Gulf's dolphins pay heavy price for Deepwater oil spill
A new study of dolphins living close to the site of North America's worst ever oil spill – the BP Deepwater Horizon catastrophe two years ago – has established serious health problems afflicting the marine mammals.
The report, commissioned by the National Oceanic and Atmospheric Administration [NOAA], found that many of the 32 dolphins studied were underweight, anaemic and suffering from lung and liver disease, while nearly half had low levels of a hormone that helps the mammals deal with stress as well as regulating their metabolism and immune systems.
More than 200m gallons of crude oil flowed from the well after a series of explosions on 20 April 2010, which killed 11 workers. The spill contaminated the Gulf of Mexico and its coastline in what President Barack Obama called America's worst environmental disaster.
The research follows the publication of several scientific studies into insect populations on the nearby Gulf coastline and into the health of deepwater coral populations, which all suggest that the environmental impact of the five-month long spill may have been far worse than previously appreciated.
Another study confirmed that zooplankton – the microscopic organisms at the bottom of the ocean food chain – had also been contaminated with oil. Indeed, photographs issued last month of wetland coastal areas show continued contamination, with some areas still devoid of vegetation.
The study of the dolphins in Barataria Bay, off the coast of Louisiana, followed two years in which the number of dead dolphins found stranded on the coast close to the spill had dramatically increased.

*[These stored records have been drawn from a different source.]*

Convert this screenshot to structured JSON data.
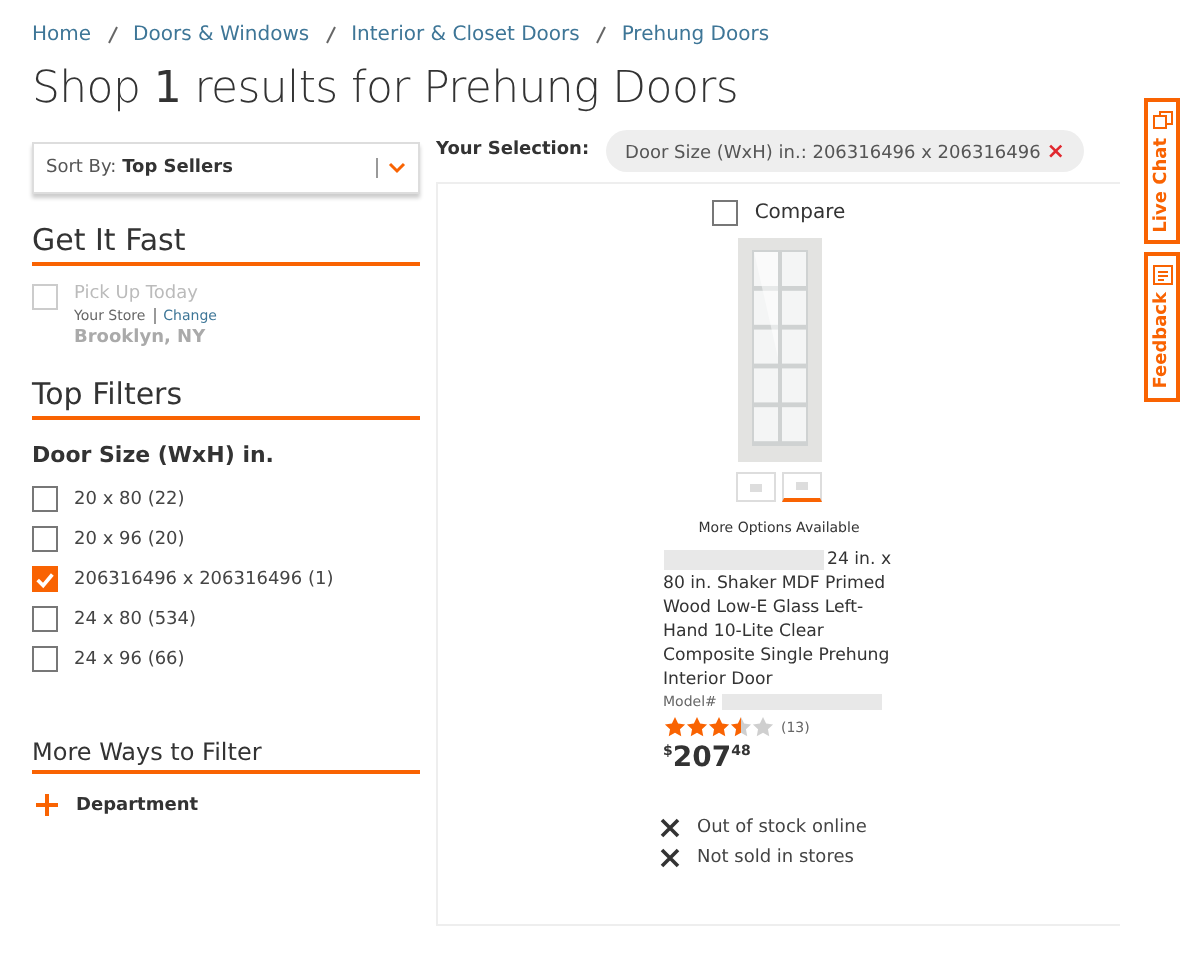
{
  "breadcrumbs": [
    "Home",
    "Doors & Windows",
    "Interior & Closet Doors",
    "Prehung Doors"
  ],
  "heading": "Shop **1** results for Prehung Doors",
  "sort": {
    "label": "Sort By:",
    "value": "Top Sellers"
  },
  "get_it_fast": {
    "title": "Get It Fast",
    "option": {
      "label": "Pick Up Today",
      "checked": false,
      "disabled": true
    },
    "store_label": "Your Store",
    "change_link": "Change",
    "store": "Brooklyn, NY"
  },
  "top_filters": {
    "title": "Top Filters",
    "group": "Door Size (WxH) in.",
    "options": [
      {
        "label": "20 x 80 (22)",
        "checked": false
      },
      {
        "label": "20 x 96 (20)",
        "checked": false
      },
      {
        "label": "206316496 x 206316496 (1)",
        "checked": true
      },
      {
        "label": "24 x 80 (534)",
        "checked": false
      },
      {
        "label": "24 x 96 (66)",
        "checked": false
      }
    ]
  },
  "more_ways": {
    "title": "More Ways to Filter",
    "items": [
      "Department"
    ]
  },
  "selection": {
    "label": "Your Selection:",
    "chip": "Door Size (WxH) in.: 206316496 x 206316496",
    "remove": "×"
  },
  "product": {
    "compare": {
      "label": "Compare",
      "checked": false
    },
    "thumbnails": [
      {
        "selected": false
      },
      {
        "selected": true
      }
    ],
    "more_options": "More Options Available",
    "title": "24 in. x 80 in. Shaker MDF Primed Wood Low-E Glass Left-Hand 10-Lite Clear Composite Single Prehung Interior Door",
    "model_label": "Model#",
    "stars": 3.5,
    "reviews": "(13)",
    "price": {
      "currency": "$",
      "dollars": "207",
      "cents": "48"
    },
    "availability": [
      "Out of stock online",
      "Not sold in stores"
    ]
  },
  "side_tabs": [
    "Live Chat",
    "Feedback"
  ]
}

Although all but one of the 32 dolphins were still alive when the study ended, lead researcher Lori Schwacke said survival prospects for many were grim, adding that the hormone deficiency – while not definitively linked to the oil spill – was "consistent with oil exposure to other mammals".

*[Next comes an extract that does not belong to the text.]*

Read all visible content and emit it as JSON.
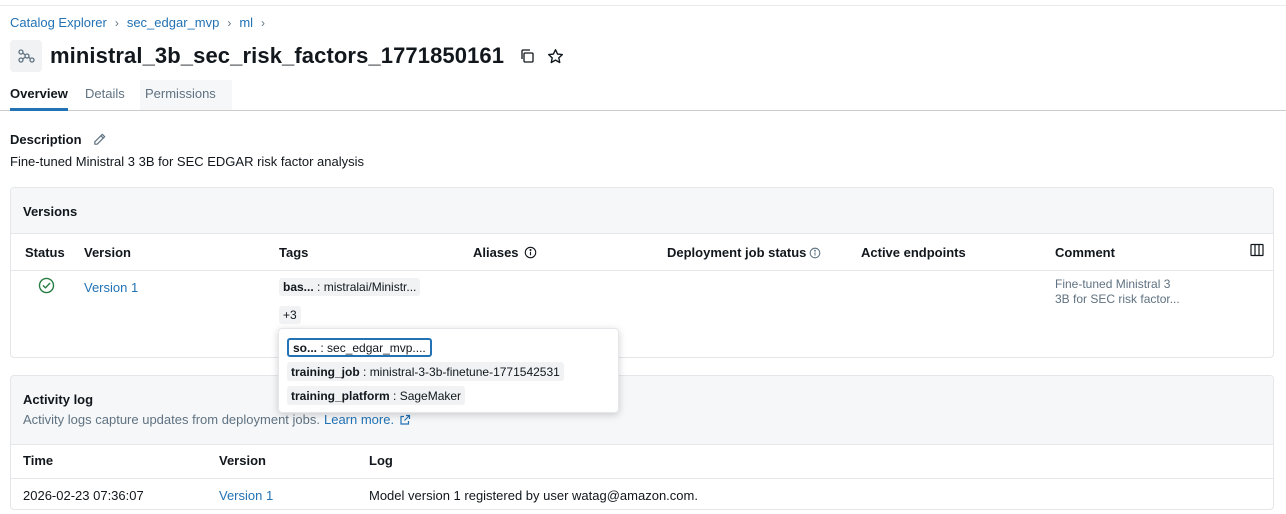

Schwacke told a Colorado based-publication last week: "This was truly an unprecedented event – there was little existing data that would indicate what effects might be seen specifically in dolphins – or other cetaceans – exposed to oil for a prolonged period of time."
The NOAA study has been reported at the same time as two other studies suggesting that the long-term environmental effects of the Deepwater Horizon spill may have been far more profound than previously thought.
A study of deep ocean corals seven miles from the spill source jointly funded by the NOAA and BP has found dead and dying corals coated "in brown gunk". Deepwater corals are not usually affected in oil spills, but the depth and temperatures involved in the spill appear to have been responsible for creating plumes of oil particles deep under the ocean surface, which are blamed for the unprecedented damage.
Charles Fisher, one of the scientists who jointly described the impact as unprecedented, said he believed the colony had been contaminated by a plume from the ruptured well which would have affected other organisms. "The corals are long-living and don't move. That is why we were able to identify the damage but you would have expected it to have had an impact on other larger animals that were exposed to it."
Chemical analysis of oil found on the dying coral showed that it came from the Deepwater Horizon spill.
The latest surveys of the damage to the marine environment come amid continued legal wrangling between the US and BP over the bill for the clean-up. BP said the US government was withholding evidence that would show the oil spill from the well in the Gulf of Mexico was smaller than claimed. Last week BP, which has set aside $37bn (£23bn) to pay for costs associated with the disaster, went to court in Louisiana to demand access to thousands of documents that it says the Obama administration is suppressing.
The US government is still pursuing a case against BP despite a deal the company reached at the beginning of March with the largest group of private claimants. That $7.8bn deal, however, does not address "significant damages" to the environment after the spill for which BP has not admitted liability. And it has not only been the immediate marine environment that has been affected. A study of insect populations in the coastal marshes affected by the catastrophe has also identified significant impact.
Linda Hooper-Bui of Louisiana State University found that some kinds of insect and spider were far less numerous than before. "Every single time we go out there, the Pollyanna part of me thinks, 'Now we're going to measure recovery'," she said. "Then I get out there and say: 'Whaaat?'"
She had expected that one group of arthropods might be hit hard while others recovered, but her work, still incomplete, shows a large downturn among many kinds. "We never thought it would be this big, this widespread," she said.
For its part BP has claimed in a recent statement that it has worked hard to fulfil its responsibility to clean up after the spill. "From the beginning, BP stepped up to meet our obligations to the communities in the Gulf Coast region, and we've worked hard to deliver on that commitment for nearly two years," BP chief executive Bob Dudley declared recently.